Recombinant Human MYH11 protein

The MYH11 gene encodes myosin heavy chain 11. a key contractile protein predominantly expressed in smooth muscle cells. As a component of the myosin ATPase motor complex, it drives actin-based motility and maintains vascular tone, gastrointestinal peristalsis, and airway regulation. MYH11 mutations are linked to familial thoracic aortic aneurysms and dissections (TAAD), while chromosomal rearrangements involving MYH11 (e.g., inv(16) in acute myeloid leukemia) create fusion oncoproteins like CBFβ-MYH11. disrupting hematopoietic differentiation.

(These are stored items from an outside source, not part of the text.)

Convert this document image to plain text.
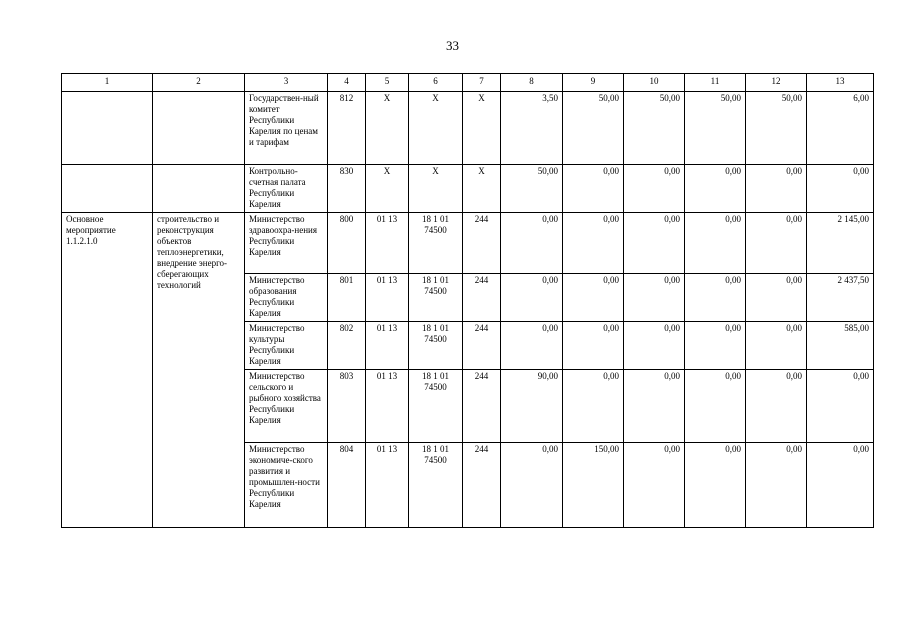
33
1	2	3	4	5	6	7	8	9	10	11	12	13
		Государствен-ный комитет Республики Карелия по ценам и тарифам	812	Х	Х	Х	3,50	50,00	50,00	50,00	50,00	6,00
		Контрольно-счетная палата Республики Карелия	830	Х	Х	Х	50,00	0,00	0,00	0,00	0,00	0,00
Основное мероприятие 1.1.2.1.0	строительство и реконструкция объектов теплоэнергетики, внедрение энерго-сберегающих технологий	Министерство здравоохра-нения Республики Карелия	800	01 13	18 1 01 74500	244	0,00	0,00	0,00	0,00	0,00	2 145,00
		Министерство образования Республики Карелия	801	01 13	18 1 01 74500	244	0,00	0,00	0,00	0,00	0,00	2 437,50
		Министерство культуры Республики Карелия	802	01 13	18 1 01 74500	244	0,00	0,00	0,00	0,00	0,00	585,00
		Министерство сельского и рыбного хозяйства Республики Карелия	803	01 13	18 1 01 74500	244	90,00	0,00	0,00	0,00	0,00	0,00
		Министерство экономиче-ского развития и промышлен-ности Республики Карелия	804	01 13	18 1 01 74500	244	0,00	150,00	0,00	0,00	0,00	0,00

Recombinant MYH11 proteins are engineered to study its structural-functional relationships and disease mechanisms. Produced via bacterial or mammalian expression systems, these proteins typically include full-length or truncated variants (e.g., C-terminal coiled-coil domains critical for oligomerization). Tags such as His or GFP facilitate purification and localization studies. Researchers employ MYH11 recombinant proteins to investigate smooth muscle pathophysiology, leukemogenesis, and drug interactions. Structural analyses (X-ray crystallography, cryo-EM) reveal conformational changes during ATP hydrolysis and mutation-induced dysfunction. In leukemia models, recombinant CBFβ-MYH11 fusion proteins help dissect mechanisms of transcriptional repression and cellular transformation. Additionally, MYH11 serves as a biomarker; its recombinant forms enable antibody development for diagnostic assays. Current therapeutic strategies explore disrupting MYH11-containing protein aggregates or targeting fusion oncoprotein interfaces. However, challenges persist in replicating post-translational modifications (e.g., phosphorylation) critical for native function. Ongoing work focuses on optimizing recombinant systems to better mimic physiological conditions, advancing both basic research and translational applications in cardiovascular and oncology fields.